RIVERSIDE — James B. Stringfellow, owner of a toxic waste dump that inspired a morass of litigation and cost him a fortune and his reputation, has died. He was 66.
Stringfellow, who had moved out of the Riverside area to avoid notoriety surrounding his involvement with the dump, died Sunday at the FHP Skilled Nursing Facility in Westminster. The cause of death was not immediately known.
The continuing cleanup, controversy and court battles over the hazardous-waste dump that Stringfellow founded ultimately cost him far more than the estimated $1.5 million he made from it. In just one 1991 case, he agreed to pay a group of Glen Avon residents $8 million.

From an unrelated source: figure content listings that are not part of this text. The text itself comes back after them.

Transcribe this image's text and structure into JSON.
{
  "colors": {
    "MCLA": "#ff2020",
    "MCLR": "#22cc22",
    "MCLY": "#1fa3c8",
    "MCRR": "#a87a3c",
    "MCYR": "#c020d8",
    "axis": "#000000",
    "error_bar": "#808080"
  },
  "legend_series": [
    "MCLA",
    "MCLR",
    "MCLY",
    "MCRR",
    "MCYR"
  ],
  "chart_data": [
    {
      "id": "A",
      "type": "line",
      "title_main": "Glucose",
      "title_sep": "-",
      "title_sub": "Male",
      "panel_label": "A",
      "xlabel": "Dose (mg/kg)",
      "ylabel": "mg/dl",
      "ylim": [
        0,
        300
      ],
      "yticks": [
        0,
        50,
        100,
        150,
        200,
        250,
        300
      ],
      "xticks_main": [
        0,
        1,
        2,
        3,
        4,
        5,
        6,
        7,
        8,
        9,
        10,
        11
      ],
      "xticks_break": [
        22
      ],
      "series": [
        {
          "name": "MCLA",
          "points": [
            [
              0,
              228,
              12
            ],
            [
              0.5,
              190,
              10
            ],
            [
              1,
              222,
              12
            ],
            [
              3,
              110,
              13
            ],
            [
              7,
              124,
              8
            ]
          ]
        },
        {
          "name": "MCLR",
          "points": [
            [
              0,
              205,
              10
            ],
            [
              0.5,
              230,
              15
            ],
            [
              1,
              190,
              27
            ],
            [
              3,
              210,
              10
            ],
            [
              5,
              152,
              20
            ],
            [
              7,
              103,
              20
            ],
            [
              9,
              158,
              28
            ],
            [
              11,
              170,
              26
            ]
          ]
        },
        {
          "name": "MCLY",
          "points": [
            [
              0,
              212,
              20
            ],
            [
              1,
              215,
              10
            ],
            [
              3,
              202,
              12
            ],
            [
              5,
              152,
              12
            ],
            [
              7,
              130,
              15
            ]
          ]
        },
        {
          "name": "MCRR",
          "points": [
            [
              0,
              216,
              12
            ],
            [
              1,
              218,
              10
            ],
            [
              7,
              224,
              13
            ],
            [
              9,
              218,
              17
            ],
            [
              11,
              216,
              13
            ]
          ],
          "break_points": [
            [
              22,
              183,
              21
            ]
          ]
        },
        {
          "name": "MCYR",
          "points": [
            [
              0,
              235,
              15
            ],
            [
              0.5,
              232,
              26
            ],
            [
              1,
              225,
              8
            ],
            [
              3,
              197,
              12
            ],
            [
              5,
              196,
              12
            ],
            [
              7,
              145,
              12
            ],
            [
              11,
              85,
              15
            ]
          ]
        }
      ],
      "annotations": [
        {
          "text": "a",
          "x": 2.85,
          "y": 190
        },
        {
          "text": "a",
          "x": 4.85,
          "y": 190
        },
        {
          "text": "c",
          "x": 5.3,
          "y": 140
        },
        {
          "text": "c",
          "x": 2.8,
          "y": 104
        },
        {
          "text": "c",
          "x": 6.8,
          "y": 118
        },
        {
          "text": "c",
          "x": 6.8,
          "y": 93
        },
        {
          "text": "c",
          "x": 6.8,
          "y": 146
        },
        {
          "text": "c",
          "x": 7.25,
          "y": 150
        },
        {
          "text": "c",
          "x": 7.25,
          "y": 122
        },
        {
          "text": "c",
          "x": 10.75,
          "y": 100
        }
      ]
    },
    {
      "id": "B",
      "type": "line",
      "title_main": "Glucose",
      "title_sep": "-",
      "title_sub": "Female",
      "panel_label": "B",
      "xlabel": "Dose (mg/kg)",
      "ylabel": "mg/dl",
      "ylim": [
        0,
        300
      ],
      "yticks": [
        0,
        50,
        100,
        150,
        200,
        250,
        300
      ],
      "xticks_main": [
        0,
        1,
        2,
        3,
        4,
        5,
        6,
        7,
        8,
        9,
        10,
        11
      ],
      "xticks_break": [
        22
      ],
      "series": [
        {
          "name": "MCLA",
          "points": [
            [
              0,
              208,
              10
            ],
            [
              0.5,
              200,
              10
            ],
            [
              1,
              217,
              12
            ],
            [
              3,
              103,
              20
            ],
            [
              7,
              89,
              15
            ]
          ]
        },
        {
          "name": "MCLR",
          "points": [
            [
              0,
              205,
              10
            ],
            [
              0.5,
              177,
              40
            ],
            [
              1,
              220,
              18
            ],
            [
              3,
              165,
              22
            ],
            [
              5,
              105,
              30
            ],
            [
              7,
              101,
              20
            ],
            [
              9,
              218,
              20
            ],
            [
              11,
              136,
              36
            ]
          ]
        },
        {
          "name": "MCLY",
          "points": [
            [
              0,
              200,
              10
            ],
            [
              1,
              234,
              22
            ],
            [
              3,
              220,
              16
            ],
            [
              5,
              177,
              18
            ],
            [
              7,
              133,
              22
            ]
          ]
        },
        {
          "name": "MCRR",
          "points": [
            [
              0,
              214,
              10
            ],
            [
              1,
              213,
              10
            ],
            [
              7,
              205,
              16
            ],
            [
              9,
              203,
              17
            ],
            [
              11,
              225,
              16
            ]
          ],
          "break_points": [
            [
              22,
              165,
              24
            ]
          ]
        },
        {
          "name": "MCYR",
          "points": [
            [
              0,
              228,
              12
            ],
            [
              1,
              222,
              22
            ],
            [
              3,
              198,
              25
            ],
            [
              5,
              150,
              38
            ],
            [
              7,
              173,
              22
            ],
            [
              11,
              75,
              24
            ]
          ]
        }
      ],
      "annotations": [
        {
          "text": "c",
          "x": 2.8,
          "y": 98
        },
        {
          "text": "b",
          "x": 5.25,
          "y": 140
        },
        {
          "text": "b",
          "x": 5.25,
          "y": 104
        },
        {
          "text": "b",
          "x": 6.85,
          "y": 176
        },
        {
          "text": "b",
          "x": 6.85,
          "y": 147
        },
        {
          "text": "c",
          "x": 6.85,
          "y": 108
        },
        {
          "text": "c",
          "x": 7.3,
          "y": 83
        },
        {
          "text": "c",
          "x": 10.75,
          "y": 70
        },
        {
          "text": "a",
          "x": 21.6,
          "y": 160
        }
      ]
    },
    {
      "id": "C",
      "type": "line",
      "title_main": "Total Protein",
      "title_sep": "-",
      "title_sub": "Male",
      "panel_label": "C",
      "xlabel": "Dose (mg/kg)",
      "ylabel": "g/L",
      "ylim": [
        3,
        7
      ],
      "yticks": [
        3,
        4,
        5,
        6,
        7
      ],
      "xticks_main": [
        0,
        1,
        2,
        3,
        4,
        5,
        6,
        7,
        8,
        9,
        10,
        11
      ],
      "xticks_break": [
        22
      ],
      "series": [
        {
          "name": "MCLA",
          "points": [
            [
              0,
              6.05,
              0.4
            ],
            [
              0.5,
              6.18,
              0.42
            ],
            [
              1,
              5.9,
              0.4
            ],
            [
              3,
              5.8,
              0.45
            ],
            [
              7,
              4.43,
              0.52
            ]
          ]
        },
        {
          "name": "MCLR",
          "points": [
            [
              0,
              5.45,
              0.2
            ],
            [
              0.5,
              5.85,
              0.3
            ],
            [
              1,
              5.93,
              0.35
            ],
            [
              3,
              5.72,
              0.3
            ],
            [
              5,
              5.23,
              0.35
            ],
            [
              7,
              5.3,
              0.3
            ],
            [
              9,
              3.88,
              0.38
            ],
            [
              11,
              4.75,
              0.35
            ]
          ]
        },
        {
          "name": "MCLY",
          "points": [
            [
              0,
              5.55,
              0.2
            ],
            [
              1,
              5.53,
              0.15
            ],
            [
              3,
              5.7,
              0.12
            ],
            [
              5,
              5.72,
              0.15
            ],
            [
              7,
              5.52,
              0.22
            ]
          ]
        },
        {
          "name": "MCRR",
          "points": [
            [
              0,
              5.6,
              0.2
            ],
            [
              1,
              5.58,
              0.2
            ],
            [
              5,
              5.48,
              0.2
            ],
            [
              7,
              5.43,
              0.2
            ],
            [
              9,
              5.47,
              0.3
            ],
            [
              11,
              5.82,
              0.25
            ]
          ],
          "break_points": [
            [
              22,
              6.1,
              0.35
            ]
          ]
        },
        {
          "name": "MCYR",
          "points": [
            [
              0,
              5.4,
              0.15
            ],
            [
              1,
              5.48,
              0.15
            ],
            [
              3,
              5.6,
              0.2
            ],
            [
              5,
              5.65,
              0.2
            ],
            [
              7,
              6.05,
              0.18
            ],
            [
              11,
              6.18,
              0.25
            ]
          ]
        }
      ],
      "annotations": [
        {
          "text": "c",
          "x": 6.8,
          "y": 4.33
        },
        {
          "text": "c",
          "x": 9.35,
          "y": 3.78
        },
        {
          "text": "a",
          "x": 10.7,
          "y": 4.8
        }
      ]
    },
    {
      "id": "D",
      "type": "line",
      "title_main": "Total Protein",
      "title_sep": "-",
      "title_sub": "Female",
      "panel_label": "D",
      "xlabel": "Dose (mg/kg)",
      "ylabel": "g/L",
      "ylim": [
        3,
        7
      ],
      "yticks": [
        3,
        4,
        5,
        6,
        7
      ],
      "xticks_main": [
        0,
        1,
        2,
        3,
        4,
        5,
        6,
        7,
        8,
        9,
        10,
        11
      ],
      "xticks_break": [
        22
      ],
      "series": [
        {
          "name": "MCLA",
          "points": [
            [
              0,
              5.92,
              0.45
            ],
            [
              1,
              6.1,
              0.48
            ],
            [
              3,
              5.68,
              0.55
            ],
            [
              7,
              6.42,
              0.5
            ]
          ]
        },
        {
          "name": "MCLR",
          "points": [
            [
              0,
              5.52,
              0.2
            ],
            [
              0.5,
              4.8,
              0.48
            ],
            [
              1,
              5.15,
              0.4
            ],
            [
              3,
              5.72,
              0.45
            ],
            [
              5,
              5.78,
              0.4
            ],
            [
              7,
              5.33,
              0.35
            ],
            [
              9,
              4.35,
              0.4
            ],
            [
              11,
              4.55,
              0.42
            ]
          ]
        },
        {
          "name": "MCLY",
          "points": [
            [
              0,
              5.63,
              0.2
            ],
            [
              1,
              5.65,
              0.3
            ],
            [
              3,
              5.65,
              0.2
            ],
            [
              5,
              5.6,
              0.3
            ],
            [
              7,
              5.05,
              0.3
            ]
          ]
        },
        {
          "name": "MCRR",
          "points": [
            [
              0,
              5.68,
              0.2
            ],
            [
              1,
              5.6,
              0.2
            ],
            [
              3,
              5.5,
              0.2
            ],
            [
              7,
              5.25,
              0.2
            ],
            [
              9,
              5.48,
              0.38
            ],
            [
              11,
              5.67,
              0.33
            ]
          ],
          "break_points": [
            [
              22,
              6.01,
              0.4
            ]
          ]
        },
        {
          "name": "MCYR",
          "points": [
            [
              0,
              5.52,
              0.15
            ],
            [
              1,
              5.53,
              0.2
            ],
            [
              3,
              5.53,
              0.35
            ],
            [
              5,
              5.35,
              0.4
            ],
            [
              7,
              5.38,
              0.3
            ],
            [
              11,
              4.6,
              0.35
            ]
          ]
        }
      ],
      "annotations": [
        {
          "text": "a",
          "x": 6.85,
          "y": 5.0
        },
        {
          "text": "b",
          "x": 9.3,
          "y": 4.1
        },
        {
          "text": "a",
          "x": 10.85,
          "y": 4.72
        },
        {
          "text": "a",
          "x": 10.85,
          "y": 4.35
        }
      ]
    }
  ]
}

Environmental activist Penny Newman, one of the 3,800 plaintiffs in that case, told The Times at the time of the settlement that Stringfellow was "kind of one of the victims--but not an unwilling victim."
On Monday, she added, "The sad saga of Stringfellow is a lot of innocent people who didn't know any better were sucked into this fiasco."
In 1955, Stringfellow was operating a quarry in the Jurupa Mountains, blasting out granite blocks for coastal jetties, when he was approached by California officials who wanted him to create a 17-acre hazardous-waste dump for the aerospace industry.
He refused at first, but agreed when they returned later that year and assured him the quarry area was leakproof.
The Stringfellow Acid Pits operated from 1956 to 1972 as a state-approved dumping ground where about 200 companies and individuals dumped nearly 35 million gallons of chemicals, some known to cause cancer, into unlined ponds.
The pits did in fact leak, and rain washed toxic chemicals into nearby Glen Avon on several occasions. Although Stringfellow, major defendant companies and Riverside County have settled that case against them for more than $96 million, the complicated lawsuit seeking damages for injuries allegedly caused by the toxic leakage is still pending against the state of California.
So far, cleanup costs since the dump closed in 1972 have totaled $120 million.
For the remainder of his life, Stringfellow suffered from having his name linked to the toxic dump.
"When we went to restaurants," his wife, Margaret, said Monday, "he would use the name String instead of Stringfellow because people would glare at him."
"It's unfortunate he had to live the last 25 years of his life with this cloud hanging over his head that was not of his making," said Chris Bisgaard, Stringfellow's attorney. "That really was a tragedy."
The Stringfellows left Riverside County and settled in Newport Beach in 1977, later moving to Costa Mesa. Stringfellow spent his last few years cleaning and restoring boats.
Besides his wife, Stringfellow is survived by two children.